1. ## Sigmaalgebra/Set interpretation question

Hi there,

I'm faced with two questions concerning sigma algebras but i believe my problem is with the interpretation of the sets themselves!

1. F = {A subset Omega : A is finite} . Is F always a sigma algebra?
The way I'm reading this is that F contains only the set A so that would mean the complement of A (i.e. A') isn't inside F and hence won't fulfil the condition of "closed under complements" for a sigma algebra right away, right?

2. Omega = R (real line)
F = {A subset R : A is finite or A' is finite}. Is F a sigma algebra?
This is where my suspicion about my interpretation grew. I mean, there wouldn't be a need to mention A' if it isn't even in F right? So, the question is, what exactly is contained in F in both cases?

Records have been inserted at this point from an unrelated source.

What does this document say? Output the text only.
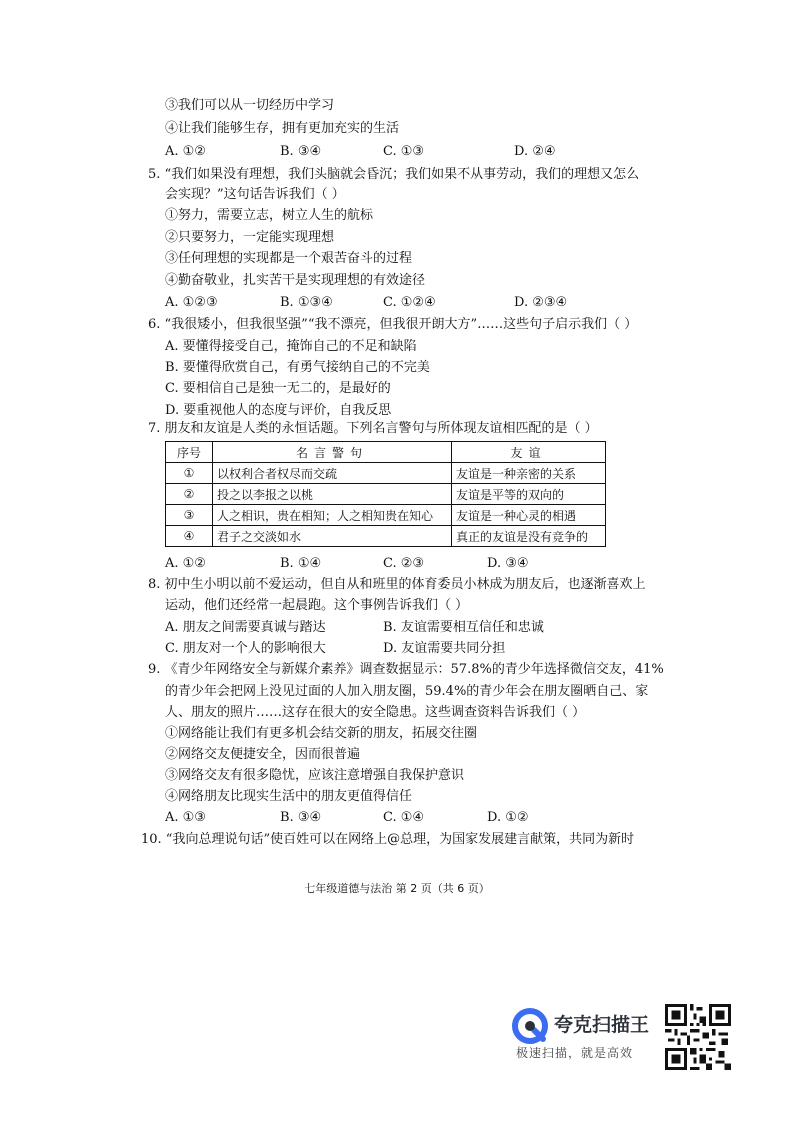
③我们可以从一切经历中学习
④让我们能够生存，拥有更加充实的生活
A. ①②	B. ③④	C. ①③	D. ②④
5. “我们如果没有理想，我们头脑就会昏沉；我们如果不从事劳动，我们的理想又怎么
会实现？”这句话告诉我们（ ）
①努力，需要立志，树立人生的航标
②只要努力，一定能实现理想
③任何理想的实现都是一个艰苦奋斗的过程
④勤奋敬业，扎实苦干是实现理想的有效途径
A. ①②③	B. ①③④	C. ①②④	D. ②③④
6. “我很矮小，但我很坚强”“我不漂亮，但我很开朗大方”……这些句子启示我们（ ）
A. 要懂得接受自己，掩饰自己的不足和缺陷
B. 要懂得欣赏自己，有勇气接纳自己的不完美
C. 要相信自己是独一无二的，是最好的
D. 要重视他人的态度与评价，自我反思
7. 朋友和友谊是人类的永恒话题。下列名言警句与所体现友谊相匹配的是（ ）
序号	名言警句	友谊
①	以权利合者权尽而交疏	友谊是一种亲密的关系
②	投之以李报之以桃	友谊是平等的双向的
③	人之相识，贵在相知；人之相知贵在知心	友谊是一种心灵的相遇
④	君子之交淡如水	真正的友谊是没有竞争的
A. ①②	B. ①④	C. ②③	D. ③④
8. 初中生小明以前不爱运动，但自从和班里的体育委员小林成为朋友后，也逐渐喜欢上
运动，他们还经常一起晨跑。这个事例告诉我们（ ）
A. 朋友之间需要真诚与踏达	B. 友谊需要相互信任和忠诚
C. 朋友对一个人的影响很大	D. 友谊需要共同分担
9. 《青少年网络安全与新媒介素养》调查数据显示：57.8%的青少年选择微信交友，41%
的青少年会把网上没见过面的人加入朋友圈，59.4%的青少年会在朋友圈晒自己、家
人、朋友的照片……这存在很大的安全隐患。这些调查资料告诉我们（ ）
①网络能让我们有更多机会结交新的朋友，拓展交往圈
②网络交友便捷安全，因而很普遍
③网络交友有很多隐忧，应该注意增强自我保护意识
④网络朋友比现实生活中的朋友更值得信任
A. ①③	B. ③④	C. ①④	D. ①②
10. “我向总理说句话”使百姓可以在网络上@总理，为国家发展建言献策，共同为新时
七年级道德与法治 第 2 页（共 6 页）
夸克扫描王
极速扫描，就是高效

2. Originally Posted by enumaelish
Hi there,

I'm faced with two questions concerning sigma algebras but i believe my problem is with the interpretation of the sets themselves!

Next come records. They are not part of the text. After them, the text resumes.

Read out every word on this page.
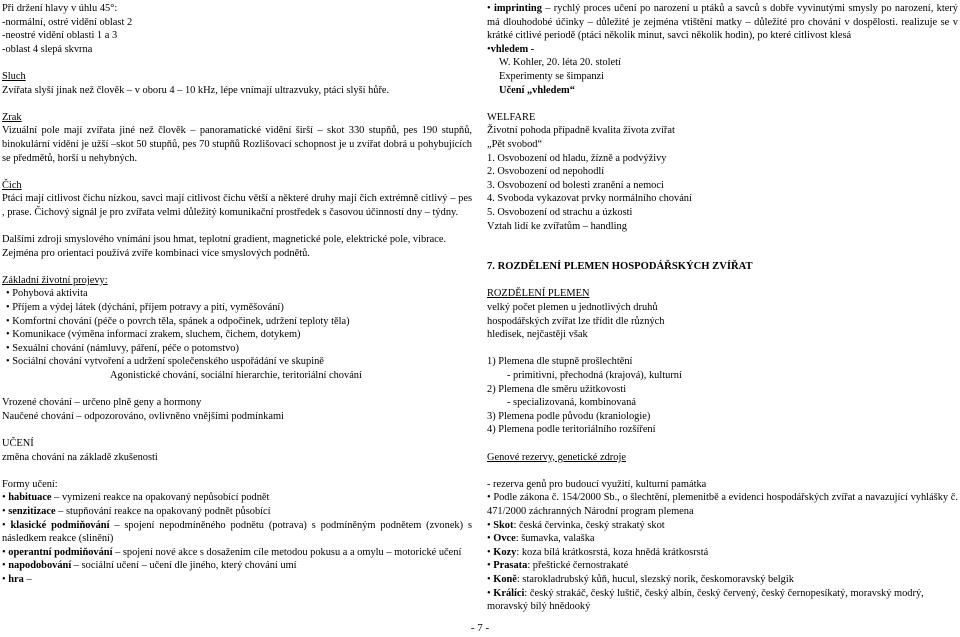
Při držení hlavy v úhlu 45°:
-normální, ostré vidění oblast 2
-neostré vidění oblasti 1 a 3
-oblast 4 slepá skvrna
Sluch
Zvířata slyší jinak než člověk – v oboru 4 – 10 kHz, lépe vnímají ultrazvuky, ptáci slyší hůře.
Zrak
Vizuální pole mají zvířata jiné než člověk – panoramatické vidění širší – skot 330 stupňů, pes 190 stupňů, binokulární vidění je užší –skot 50 stupňů, pes 70 stupňů Rozlišovací schopnost je u zvířat dobrá u pohybujících se předmětů, horší u nehybných.
Čich
Ptáci mají citlivost čichu nízkou, savci mají citlivost čichu větší a některé druhy mají čich extrémně citlivý – pes , prase. Čichový signál je pro zvířata velmi důležitý komunikační prostředek s časovou účinností dny – týdny.
Dalšími zdroji smyslového vnímání jsou hmat, teplotní gradient, magnetické pole, elektrické pole, vibrace.
Zejména pro orientaci používá zvíře kombinaci více smyslových podnětů.
Základní životní projevy:
• Pohybová aktivita
• Příjem a výdej látek (dýchání, příjem potravy a pití, vyměšování)
• Komfortní chování (péče o povrch těla, spánek a odpočinek, udržení teploty těla)
• Komunikace (výměna informací zrakem, sluchem, čichem, dotykem)
• Sexuální chování (námluvy, páření, péče o potomstvo)
• Sociální chování vytvoření a udržení společenského uspořádání ve skupině
Agonistické chování, sociální hierarchie, teritoriální chování
Vrozené chování – určeno plně geny a hormony
Naučené chování – odpozorováno, ovlivněno vnějšími podmínkami
UČENÍ
změna chování na základě zkušenosti
Formy učení:
• habituace – vymizení reakce na opakovaný nepůsobící podnět
• senzitizace – stupňování reakce na opakovaný podnět působící
• klasické podmiňování – spojení nepodmíněného podnětu (potrava) s podmíněným podnětem (zvonek) s následkem reakce (slinění)
• operantní podmiňování – spojení nové akce s dosažením cíle metodou pokusu a a omylu – motorické učení
• napodobování – sociální učení – učení dle jiného, který chování umí
• hra –
• imprinting – rychlý proces učení po narození u ptáků a savců s dobře vyvinutými smysly po narození, který má dlouhodobé účinky – důležité je zejména vtištění matky – důležité pro chování v dospělosti. realizuje se v krátké citlivé periodě (ptáci několik minut, savci několik hodin), po které citlivost klesá
•vhledem -
W. Kohler, 20. léta 20. století
Experimenty se šimpanzi
Učení „vhledem“
WELFARE
Životní pohoda případně kvalita života zvířat
„Pět svobod“
1. Osvobození od hladu, žízně a podvýživy
2. Osvobození od nepohodlí
3. Osvobození od bolesti zranění a nemoci
4. Svoboda vykazovat prvky normálního chování
5. Osvobození od strachu a úzkosti
Vztah lidí ke zvířatům – handling
7. ROZDĚLENÍ PLEMEN HOSPODÁŘSKÝCH ZVÍŘAT
ROZDĚLENÍ PLEMEN
velký počet plemen u jednotlivých druhů
hospodářských zvířat lze třídit dle různých
hledisek, nejčastěji však
1) Plemena dle stupně prošlechtění
- primitivní, přechodná (krajová), kulturní
2) Plemena dle směru užitkovosti
- specializovaná, kombinovaná
3) Plemena podle původu (kraniologie)
4) Plemena podle teritoriálního rozšíření
Genové rezervy, genetické zdroje
- rezerva genů pro budoucí využití, kulturní památka
• Podle zákona č. 154/2000 Sb., o šlechtění, plemenitbě a evidenci hospodářských zvířat a navazující vyhlášky č. 471/2000 záchranných Národní program plemena
• Skot: česká červinka, český strakatý skot
• Ovce: šumavka, valaška
• Kozy: koza bílá krátkosrstá, koza hnědá krátkosrstá
• Prasata: přeštické černostrakaté
• Koně: starokladrubský kůň, hucul, slezský norik, českomoravský belgik
• Králíci: český strakáč, český luštič, český albín, český červený, český černopesíkatý, moravský modrý, moravský bílý hnědooký
- 7 -
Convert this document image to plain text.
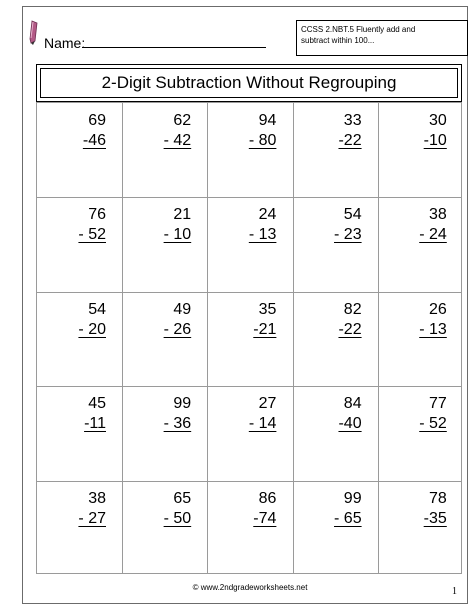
Name:
CCSS 2.NBT.5 Fluently add and
subtract within 100...
2-Digit Subtraction Without Regrouping
69
-46
62
- 42
94
- 80
33
-22
30
-10
76
- 52
21
- 10
24
- 13
54
- 23
38
- 24
54
- 20
49
- 26
35
-21
82
-22
26
- 13
45
-11
99
- 36
27
- 14
84
-40
77
- 52
38
- 27
65
- 50
86
-74
99
- 65
78
-35
© www.2ndgradeworksheets.net	1
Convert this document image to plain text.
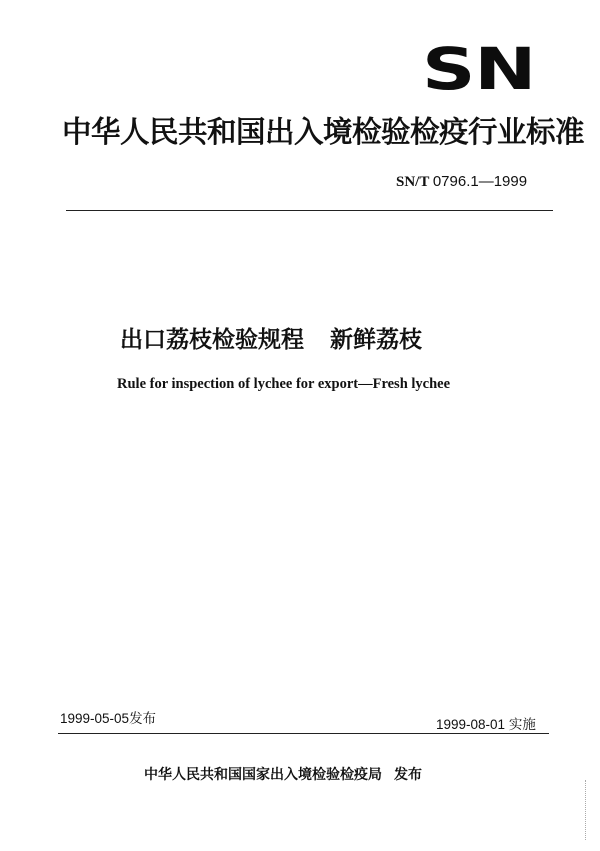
SN
中华人民共和国出入境检验检疫行业标准
SN/T 0796.1—1999
出口荔枝检验规程 新鲜荔枝
Rule for inspection of lychee for export—Fresh lychee
1999-05-05发布	1999-08-01 实施
中华人民共和国国家出入境检验检疫局 发布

1. F = {A subset Omega : A is finite} . Is F always a sigma algebra?
The way I'm reading this is that F contains only the set A so that would mean the complement of A (i.e. A') isn't inside F and hence won't fulfil the condition of "closed under complements" for a sigma algebra right away, right?
the answer, as you said, is no. suppose $\displaystyle \Omega$ is an infinite set. then $\displaystyle \Omega \notin F,$ and thus $\displaystyle F$ is not a sigma algebra.

2. Omega = R (real line)
F = {A subset R : A is finite or A' is finite}. Is F a sigma algebra?
This is where my suspicion about my interpretation grew. I mean, there wouldn't be a need to mention A' if it isn't even in F right? So, the question is, what exactly is contained in F in both cases?
let $\displaystyle A_j=\{j\}, \ j \in \mathbb{Z}.$ then $\displaystyle \forall j: A_j \in F,$ because each $\displaystyle A_j$ is a finite set. but $\displaystyle \cup A_j = \mathbb{Z} \notin F,$ because neither $\displaystyle \mathbb{Z}$ nor the complement of $\displaystyle \mathbb{Z}$ in $\displaystyle \mathbb{R}$ is finite. so $\displaystyle F$ is not a sigma algebra.

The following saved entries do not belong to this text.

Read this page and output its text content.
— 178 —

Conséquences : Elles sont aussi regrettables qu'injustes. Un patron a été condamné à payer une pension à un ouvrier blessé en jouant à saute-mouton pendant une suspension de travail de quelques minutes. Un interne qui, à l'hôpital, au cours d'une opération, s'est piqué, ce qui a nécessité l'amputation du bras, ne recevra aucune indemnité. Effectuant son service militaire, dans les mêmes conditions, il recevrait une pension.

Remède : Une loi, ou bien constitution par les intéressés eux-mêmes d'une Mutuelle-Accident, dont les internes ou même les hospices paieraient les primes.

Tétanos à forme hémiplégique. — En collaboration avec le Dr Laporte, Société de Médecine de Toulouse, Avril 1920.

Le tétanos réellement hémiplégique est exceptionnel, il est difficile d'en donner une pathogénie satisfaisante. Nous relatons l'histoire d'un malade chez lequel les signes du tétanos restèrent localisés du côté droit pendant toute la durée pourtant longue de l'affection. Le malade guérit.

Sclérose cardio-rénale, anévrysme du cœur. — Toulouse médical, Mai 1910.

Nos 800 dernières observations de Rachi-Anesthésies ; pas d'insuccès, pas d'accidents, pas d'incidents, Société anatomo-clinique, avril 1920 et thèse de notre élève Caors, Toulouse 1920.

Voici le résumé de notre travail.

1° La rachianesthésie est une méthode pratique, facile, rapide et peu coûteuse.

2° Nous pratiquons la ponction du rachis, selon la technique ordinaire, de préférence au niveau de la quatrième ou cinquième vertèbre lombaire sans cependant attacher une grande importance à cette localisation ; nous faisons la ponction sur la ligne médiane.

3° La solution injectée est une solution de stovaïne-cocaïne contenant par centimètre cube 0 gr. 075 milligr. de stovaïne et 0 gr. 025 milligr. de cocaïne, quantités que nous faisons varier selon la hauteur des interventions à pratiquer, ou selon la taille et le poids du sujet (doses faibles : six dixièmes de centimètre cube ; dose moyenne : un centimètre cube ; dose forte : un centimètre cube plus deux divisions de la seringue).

now try this exercise: let $\displaystyle \Omega$ be any set and $\displaystyle F=\{A \subseteq \Omega: \ A \ \text{is at most countable or} \ A' \ \text{is at most countable} \}.$ is $\displaystyle F$ a sigma algebra?

3. Hmm i get what you are saying, but my question is a little more fundamental/basic.

What i really want to know is what exactly is inside F - whether it's just A alone (my initial interpretation), or contains Omega, Null, A and A' or perhaps something else. To put it bluntly, it seems a little odd that the question does not explicitly say Omega, Null and A' are inside. And from your answers, you included the check on the union of Ajs and its complement to see whether it fulfils the condition of F or not - even though there is no mention that F contains these elements - that's why i suspect even more now that i'm missing something from reading the question with my own interpretation.

Also, i'm guessing "at most countable" (in your exercise) means "finite or countable or both"?